3.3 Ter zake van de geschilpunten onder c. en d. is belanghebbende van mening dat de kosten van de schoenen als ondernemingskosten in aftrek moeten worden gebracht en dat de inspecteur met betrekking tot de afschrijving op de computer een te laag bedrag in aanmerking heeft genomen. De inspecteur bestrijdt voormelde punten.
3.4 Belanghebbende staat uiteindelijk een bijtelling privé-gebruik bestelauto voor van 2,5 percent van de cataloguswaarde, de inspecteur een bijtelling van 25 percent.
3.5 Met betrekking tot de geschilpunten onder f. en g. meent belanghebbende recht te hebben op een aftrek van ƒ 1.560, - wegens arbeidsongeschiktheid.
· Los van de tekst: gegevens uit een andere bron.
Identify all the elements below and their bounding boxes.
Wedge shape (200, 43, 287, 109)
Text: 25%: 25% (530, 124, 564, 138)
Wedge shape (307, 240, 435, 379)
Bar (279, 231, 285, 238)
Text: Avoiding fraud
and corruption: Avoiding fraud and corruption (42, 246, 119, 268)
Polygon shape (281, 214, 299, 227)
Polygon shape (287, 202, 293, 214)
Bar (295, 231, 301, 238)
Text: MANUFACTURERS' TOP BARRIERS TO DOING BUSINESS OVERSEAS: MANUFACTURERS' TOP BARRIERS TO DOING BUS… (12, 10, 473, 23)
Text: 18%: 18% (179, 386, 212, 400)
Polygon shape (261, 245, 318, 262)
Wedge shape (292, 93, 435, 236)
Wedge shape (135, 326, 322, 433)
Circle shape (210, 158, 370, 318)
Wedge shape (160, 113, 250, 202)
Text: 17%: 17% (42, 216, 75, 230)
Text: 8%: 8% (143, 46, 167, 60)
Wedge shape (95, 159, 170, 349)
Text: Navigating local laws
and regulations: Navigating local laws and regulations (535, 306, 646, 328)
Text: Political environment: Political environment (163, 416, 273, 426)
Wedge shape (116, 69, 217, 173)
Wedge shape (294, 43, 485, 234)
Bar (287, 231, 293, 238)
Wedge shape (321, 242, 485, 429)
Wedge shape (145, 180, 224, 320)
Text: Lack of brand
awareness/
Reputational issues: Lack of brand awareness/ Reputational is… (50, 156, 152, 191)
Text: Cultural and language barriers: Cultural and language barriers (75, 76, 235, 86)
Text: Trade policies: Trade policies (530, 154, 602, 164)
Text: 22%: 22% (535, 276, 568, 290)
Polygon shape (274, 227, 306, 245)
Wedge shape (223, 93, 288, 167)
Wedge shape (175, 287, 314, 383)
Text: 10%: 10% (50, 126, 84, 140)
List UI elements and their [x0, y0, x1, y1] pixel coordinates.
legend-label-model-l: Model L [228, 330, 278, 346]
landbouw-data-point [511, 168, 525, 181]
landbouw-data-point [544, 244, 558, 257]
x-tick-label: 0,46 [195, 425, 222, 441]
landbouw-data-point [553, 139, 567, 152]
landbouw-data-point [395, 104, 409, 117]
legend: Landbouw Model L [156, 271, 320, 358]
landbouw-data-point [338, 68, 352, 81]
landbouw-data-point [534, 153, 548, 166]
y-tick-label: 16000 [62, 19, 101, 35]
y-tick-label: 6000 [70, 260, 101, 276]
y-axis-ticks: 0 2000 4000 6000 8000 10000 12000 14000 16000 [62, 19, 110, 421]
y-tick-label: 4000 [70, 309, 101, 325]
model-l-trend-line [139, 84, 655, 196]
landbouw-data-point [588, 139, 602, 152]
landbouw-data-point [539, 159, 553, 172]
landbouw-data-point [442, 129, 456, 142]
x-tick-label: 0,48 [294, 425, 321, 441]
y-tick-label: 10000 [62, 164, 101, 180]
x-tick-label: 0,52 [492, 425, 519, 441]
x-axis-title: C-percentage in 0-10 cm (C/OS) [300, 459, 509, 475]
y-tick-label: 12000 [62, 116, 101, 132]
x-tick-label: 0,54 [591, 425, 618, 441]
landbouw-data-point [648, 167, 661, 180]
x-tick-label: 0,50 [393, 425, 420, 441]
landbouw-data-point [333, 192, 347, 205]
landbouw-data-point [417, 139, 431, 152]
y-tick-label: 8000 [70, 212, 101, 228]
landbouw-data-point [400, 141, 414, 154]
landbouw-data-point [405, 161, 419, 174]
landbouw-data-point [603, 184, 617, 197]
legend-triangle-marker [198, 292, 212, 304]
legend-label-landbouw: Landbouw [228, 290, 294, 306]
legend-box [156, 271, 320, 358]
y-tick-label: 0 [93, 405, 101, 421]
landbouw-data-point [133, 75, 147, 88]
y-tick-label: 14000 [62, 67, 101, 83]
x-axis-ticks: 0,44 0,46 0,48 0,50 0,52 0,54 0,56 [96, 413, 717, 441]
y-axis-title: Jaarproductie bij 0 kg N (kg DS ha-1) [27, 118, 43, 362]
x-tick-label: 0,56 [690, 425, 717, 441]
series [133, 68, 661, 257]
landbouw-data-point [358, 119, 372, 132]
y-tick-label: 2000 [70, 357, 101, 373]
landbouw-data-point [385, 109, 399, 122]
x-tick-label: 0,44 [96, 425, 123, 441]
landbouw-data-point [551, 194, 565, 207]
Tevens meent hij recht te hebben op de aftrek van de “Tegemoetkoming ziektekosten”, waarbij hij zich met een verwijzing naar de onder 2.6 omschreven handelwijze van de inspecteur op het vertrouwensbeginsel beroept. De inspecteur houdt onverkort vast aan zijn opvatting dat belanghebbende geen recht heeft op voormelde aftrekposten.
3.6 Indien het hof belanghebbende in zijn subsidiaire stelling wat betreft de geschilpunten a. en b. volgt, hebben beide partijen een berekening van het door hen voorgestane verzamelinkomen gemaakt. Belanghebbende concludeert tot een verzamelinkomen van ƒ 35.175, -/€ 15.961, -, de inspecteur tot een verzamelinkomen vanƒ 55.683, - /€ 25.267, -. Tegen bepaalde componenten in de berekeningen hebben partijen over en weer geageerd, te weten de inbrengwaarde van het woonhuis per 1 januari 2001 (belanghebbende 130 percent van de WOZ-waarde, de inspecteur 120 percent), de hoogte van het afschrijvingspercentage op het woonhuis (belanghebbende 4, de inspecteur 2½), de hoogte van de in aanmerking te nemen huisvestingskosten en het eigen woningforfait.
3.7 Voor een meer uitvoerige weergave van de onderbouwing van de standpunten van partijen zij verwezen naar de gedingstukken.